Sitting at my desk at work.... feeling like hands are around my neck, and I'm suffocating.
YES. I know.
"You should be happy you have a job."
Fuck you I KNOW.
And I think that's what bothers me the most. Why can't I be like everyone else and just put in the hours, get my measly check go home and not have it affect me?
What the hell is wrong with me? Why do I feel like this?
Why is it, I feel like I'm suffocating?
I've worked a lot of jobs in my lifetime... starting at the age of 14. I've done production line work, and swore I would never do that for a living... one of the biggest reasons I went to college. I knew I needed more. I need to feel like I'm doing something that's either making a difference or creating something.

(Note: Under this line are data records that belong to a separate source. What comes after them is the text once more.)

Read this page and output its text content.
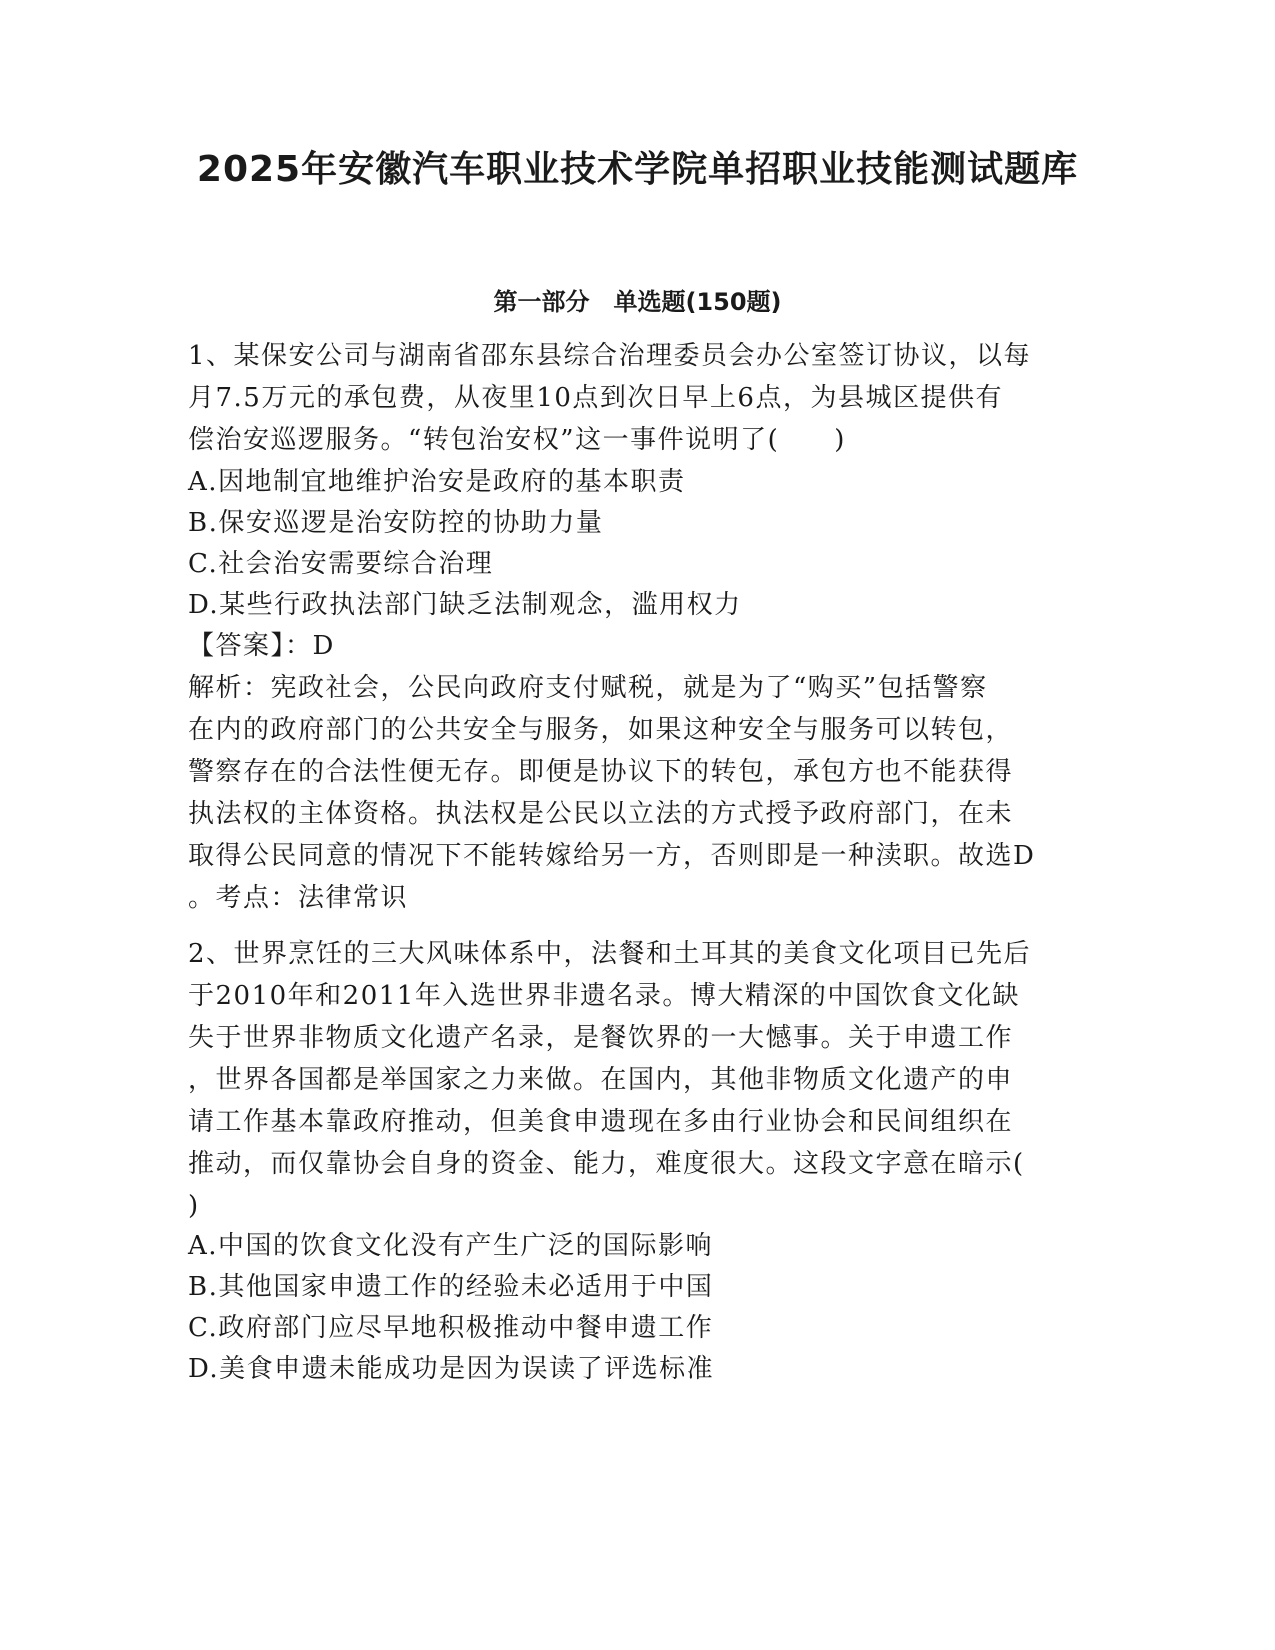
2025年安徽汽车职业技术学院单招职业技能测试题库
第一部分　单选题(150题)
1、某保安公司与湖南省邵东县综合治理委员会办公室签订协议，以每
月7.5万元的承包费，从夜里10点到次日早上6点，为县城区提供有
偿治安巡逻服务。“转包治安权”这一事件说明了(　　)
A.因地制宜地维护治安是政府的基本职责
B.保安巡逻是治安防控的协助力量
C.社会治安需要综合治理
D.某些行政执法部门缺乏法制观念，滥用权力
【答案】：D
解析：宪政社会，公民向政府支付赋税，就是为了“购买”包括警察
在内的政府部门的公共安全与服务，如果这种安全与服务可以转包，
警察存在的合法性便无存。即便是协议下的转包，承包方也不能获得
执法权的主体资格。执法权是公民以立法的方式授予政府部门，在未
取得公民同意的情况下不能转嫁给另一方，否则即是一种渎职。故选D
。考点：法律常识
2、世界烹饪的三大风味体系中，法餐和土耳其的美食文化项目已先后
于2010年和2011年入选世界非遗名录。博大精深的中国饮食文化缺
失于世界非物质文化遗产名录，是餐饮界的一大憾事。关于申遗工作
，世界各国都是举国家之力来做。在国内，其他非物质文化遗产的申
请工作基本靠政府推动，但美食申遗现在多由行业协会和民间组织在
推动，而仅靠协会自身的资金、能力，难度很大。这段文字意在暗示(
)
A.中国的饮食文化没有产生广泛的国际影响
B.其他国家申遗工作的经验未必适用于中国
C.政府部门应尽早地积极推动中餐申遗工作
D.美食申遗未能成功是因为误读了评选标准
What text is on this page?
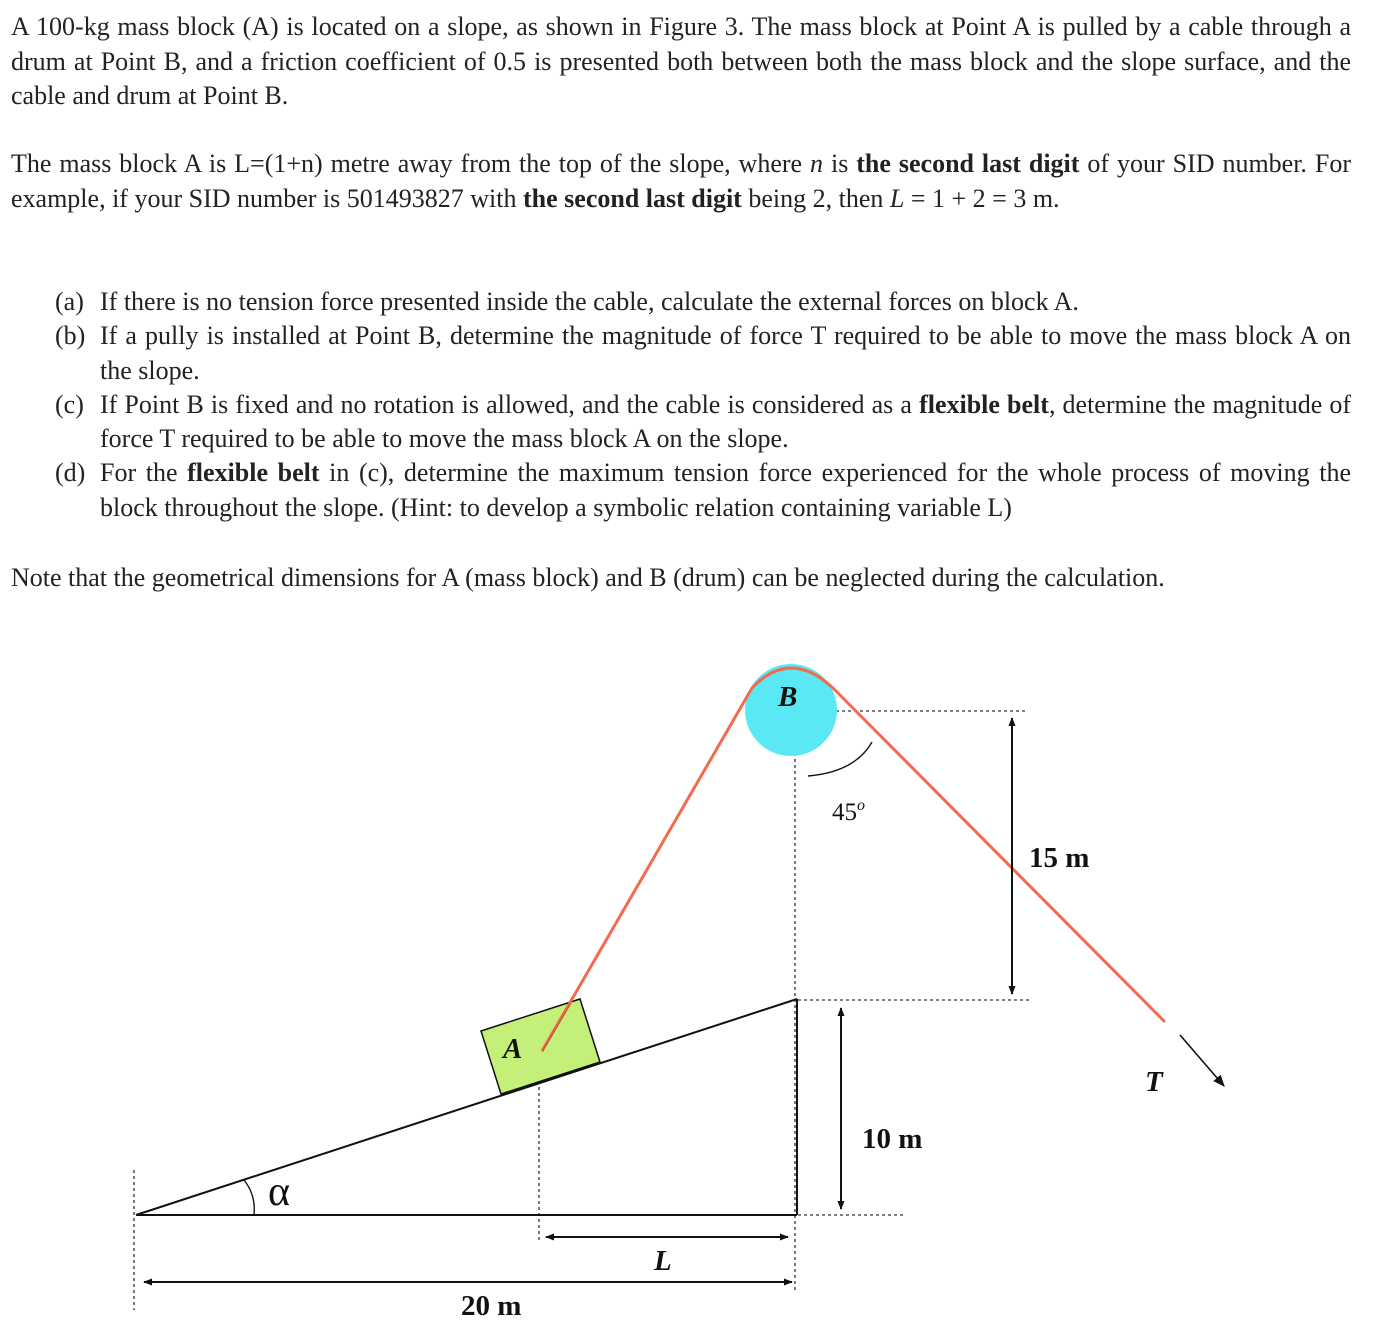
A 100-kg mass block (A) is located on a slope, as shown in Figure 3. The mass block at Point A is pulled by a cable through a drum at Point B, and a friction coefficient of 0.5 is presented both between both the mass block and the slope surface, and the cable and drum at Point B.

The mass block A is L=(1+n) metre away from the top of the slope, where n is the second last digit of your SID number. For example, if your SID number is 501493827 with the second last digit being 2, then L = 1 + 2 = 3 m.

(a) If there is no tension force presented inside the cable, calculate the external forces on block A.
(b) If a pully is installed at Point B, determine the magnitude of force T required to be able to move the mass block A on the slope.
(c) If Point B is fixed and no rotation is allowed, and the cable is considered as a flexible belt, determine the magnitude of force T required to be able to move the mass block A on the slope.
(d) For the flexible belt in (c), determine the maximum tension force experienced for the whole process of moving the block throughout the slope. (Hint: to develop a symbolic relation containing variable L)

Note that the geometrical dimensions for A (mass block) and B (drum) can be neglected during the calculation.

B
A
45$^o$
15 m
10 m
L
20 m
T
α
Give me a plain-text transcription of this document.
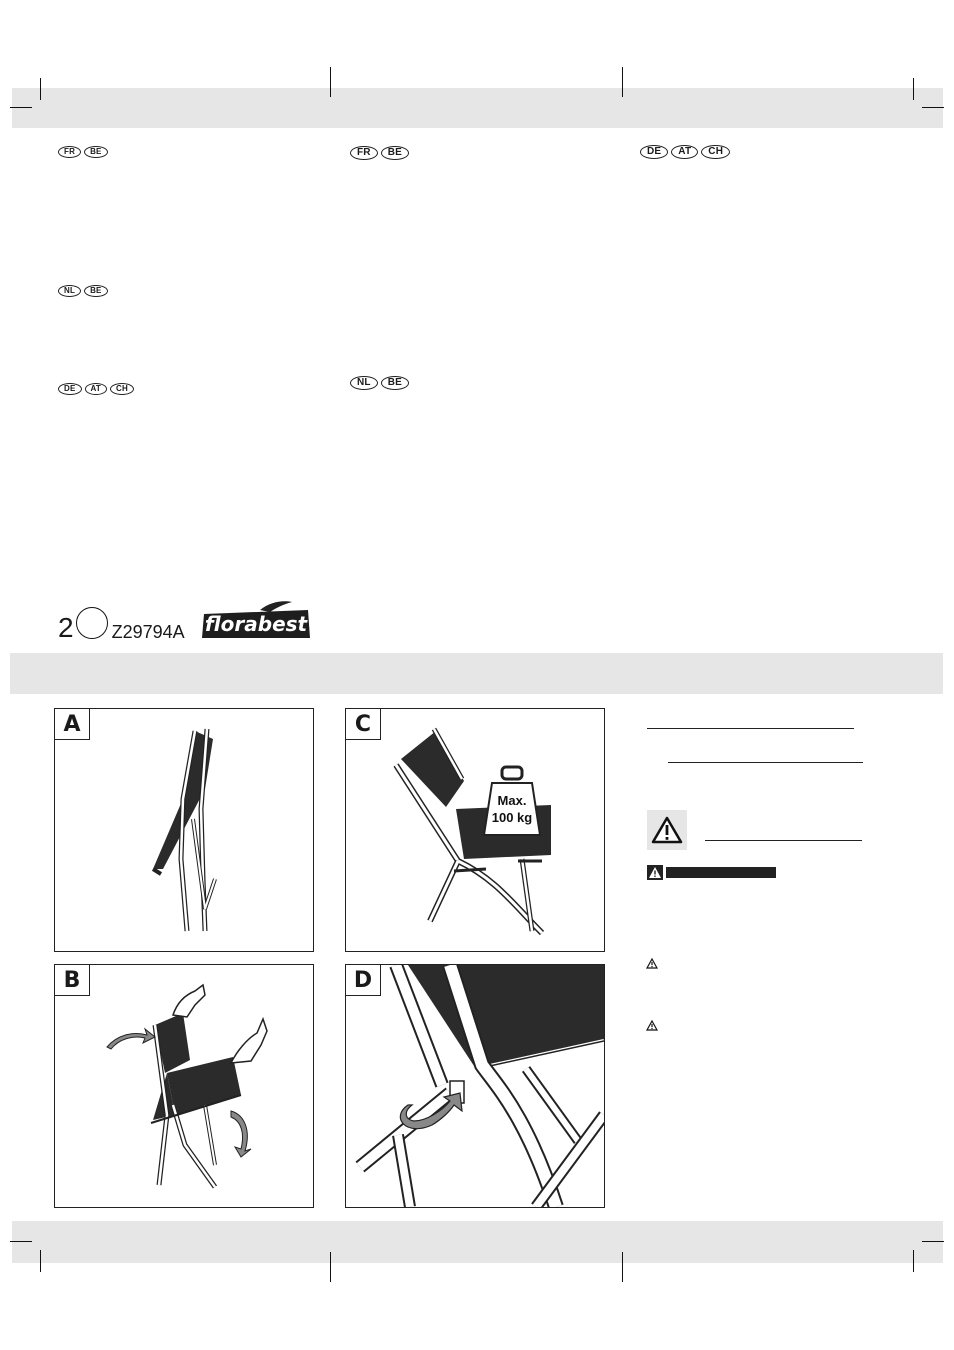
FR	BE
NL	BE
DE	AT	CH
FR	BE
NL	BE
DE	AT	CH
2 Z29794A florabest
A
B
Max.
100 kg
C
D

It's like that song... where she talks about having to get the words out on paper because they're threatening the life they belong to. I'm slowly suffocating. I don't want this.
I am looking for a new job, I'm looking for a way out. I just don't see one. And I'm scratching at the coffin lid, screaming in silence that I'm buried here, alive...
What if it never comes? What if I'm stuck in a job that is slowly sucking my life away? How do I change my attitude about it? I do I change the physical feeling of being suffocated or nausea at the thought of being here?
I don't expect work to be fun all of the time. I don't expect to do things that are always things I want to do. But I do expect to not feel like this. I can't. I love to work hard. I love to play hard.
Well now, I feel the odd sensation of my heart beating hard in my chest and my throat tightening and tears on my cheeks. I can't find my way out. And I don't know what to do to pass the time.
And before you lecture me.... I know that work is called work for reason, I know that I'm not entitled to anything, I know that in this economy I should be thankful I'm employed at all.... I KNOW IT. And maybe that's why I'm struggling so much... I'm fighting hard to change my attitude, my perspective, I'm fighting to keep fighting... I'm getting tired.